Zika Disease Is On The Rise: Here's What You Ought To Know
MICHEL MARTIN, HOST:
There's another big health concern that's all over the news, and it's behind this week's Words You'll Hear. That's the segment where we try to understand stories we'll be hearing more about in the coming days by parsing some of the words associated with those stories. Today, our word is Zika. That's the name of a mosquito-borne virus that's been detected in parts of the Caribbean and Central and South America, especially in Brazil, where it's being blamed for a spike in birth defects. The Centers for Disease Control has issued travel advisories for women who are pregnant or planning to become pregnant. On Friday, the Hawaii Department of Health confirmed that Zika caused birth defects in a baby born there. The mother likely contracted the virus on a trip to Brazil. We called Dr. Peter Hotez, dean of the National School of Tropical Medicine in Houston, Texas.
PETER HOTEZ: Zika comes from the name of a forest in eastern Uganda where the Virus Research Institute nearby in Entebbe discovered the virus from rhesus monkeys in the forest there. So the virus was circulating in Africa. The first human case was in 1954. And no one thought too much of it till it spread to Micronesia and Polynesia beginning around 2007. And now people think it's worked its way around the world to the Western Hemisphere and entered Brazil around 2014, which incidentally coincides with the World Cup soccer game. So some people have alleged that maybe it might have been introduced into Brazil through that route, although it's still controversial.
MARTIN: Why are we so concerned about this?
HOTEZ: We've known for a long time that this virus can produce an illness that resembles other viruses transmitted by mosquitoes, which is characteristically a fever and a rash. And then in a subset of people, they can go on to develop more serious illness. And people more or less thought about Zika virus in the same light. The striking thing that happened, though, was when it was announced by Brazilian authorities from the ministry of health in October that they've seen this sudden explosion in the number of cases of newborn babies with a horrific congenital birth defect known as microcephaly. These are babies with a small head and small brains who the expectation is they will have long-term, serious neurological complications and mental disabilities.
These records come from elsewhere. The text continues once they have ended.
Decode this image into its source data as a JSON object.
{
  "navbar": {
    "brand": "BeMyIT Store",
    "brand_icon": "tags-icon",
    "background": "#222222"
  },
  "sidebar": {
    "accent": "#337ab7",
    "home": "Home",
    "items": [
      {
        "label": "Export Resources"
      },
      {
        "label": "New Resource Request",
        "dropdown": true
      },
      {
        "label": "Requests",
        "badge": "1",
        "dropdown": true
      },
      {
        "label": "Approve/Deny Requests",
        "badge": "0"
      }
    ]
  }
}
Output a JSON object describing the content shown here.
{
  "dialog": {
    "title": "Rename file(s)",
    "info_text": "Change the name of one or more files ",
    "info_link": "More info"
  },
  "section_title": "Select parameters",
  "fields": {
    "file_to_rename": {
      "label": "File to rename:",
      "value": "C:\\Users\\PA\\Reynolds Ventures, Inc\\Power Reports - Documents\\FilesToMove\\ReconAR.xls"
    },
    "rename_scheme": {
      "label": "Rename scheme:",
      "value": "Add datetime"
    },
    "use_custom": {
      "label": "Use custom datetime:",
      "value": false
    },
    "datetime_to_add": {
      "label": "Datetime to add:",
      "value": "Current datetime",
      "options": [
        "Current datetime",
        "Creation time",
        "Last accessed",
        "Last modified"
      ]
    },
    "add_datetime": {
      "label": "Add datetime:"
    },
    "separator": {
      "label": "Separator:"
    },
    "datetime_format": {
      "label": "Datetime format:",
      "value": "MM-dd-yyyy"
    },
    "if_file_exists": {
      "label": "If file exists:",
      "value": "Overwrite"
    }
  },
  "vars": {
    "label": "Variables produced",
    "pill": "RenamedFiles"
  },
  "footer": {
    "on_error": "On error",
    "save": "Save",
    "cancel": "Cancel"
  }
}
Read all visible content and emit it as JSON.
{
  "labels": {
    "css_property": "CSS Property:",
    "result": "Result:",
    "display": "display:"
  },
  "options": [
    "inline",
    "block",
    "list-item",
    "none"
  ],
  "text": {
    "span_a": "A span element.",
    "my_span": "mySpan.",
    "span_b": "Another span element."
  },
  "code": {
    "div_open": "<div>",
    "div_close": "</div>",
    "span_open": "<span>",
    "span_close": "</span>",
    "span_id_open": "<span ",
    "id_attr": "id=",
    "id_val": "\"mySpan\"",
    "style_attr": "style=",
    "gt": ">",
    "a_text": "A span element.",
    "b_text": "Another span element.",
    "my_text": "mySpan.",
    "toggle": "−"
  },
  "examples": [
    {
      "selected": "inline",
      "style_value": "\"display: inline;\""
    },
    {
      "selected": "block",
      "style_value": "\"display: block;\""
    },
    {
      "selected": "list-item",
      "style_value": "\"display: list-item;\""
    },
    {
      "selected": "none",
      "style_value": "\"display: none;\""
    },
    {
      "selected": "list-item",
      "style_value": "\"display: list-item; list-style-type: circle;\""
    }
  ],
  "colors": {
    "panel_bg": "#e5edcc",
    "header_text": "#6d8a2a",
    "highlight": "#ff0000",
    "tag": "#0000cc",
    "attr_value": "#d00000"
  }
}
MARTIN: Their health officials in Brazil and in the Dominican Republic, for example, have issued some fairly dire warnings to women who are either pregnant or planning to get pregnant. Are those warnings relevant to Americans at this point?
HOTEZ: I think so. For me - from my perspective, this is scary stuff, and I'm not an alarmist. My perspective is that if you're a woman of reproductive age who's either pregnant or planning on getting pregnant, I would not travel to places where the Zika virus epidemic is ongoing. And I would even take it a step further, and I would avoid places where we think the virus is likely to emerge.
MARTIN: So, Dr. Hotez, who's most at risk for this?
HOTEZ: Well, clearly, in terms of the concern about birth defects, we have to be most concerned about women who are pregnant or planning on becoming pregnant who live in areas where the mosquito vector - where the Aedes mosquito vectors - the other piece to this that people don't ordinarily appreciate is the link to poverty. When you go into poor areas of Latin America, as well as the southern U.S., what you see is dilapidated housing without adequate window screens or mesh, so they're more likely to be exposed to mosquitoes. And then there's the environmental degradation around - outside the house where there's uncollected garbage that allows mosquitoes to proliferate. We have a lot of poverty on the Gulf Coast. And I'm particularly worried about young women living in poverty who are going to be at risk, potentially, for Zika as we move into the spring and summer months.
MARTIN: That's Dr. Peter Hotez. He's dean of the National School of Tropical Medicine, which is at Baylor College of Medicine, and we reached him there in Houston, Texas. Dr. Hotez, thanks so much for speaking with us.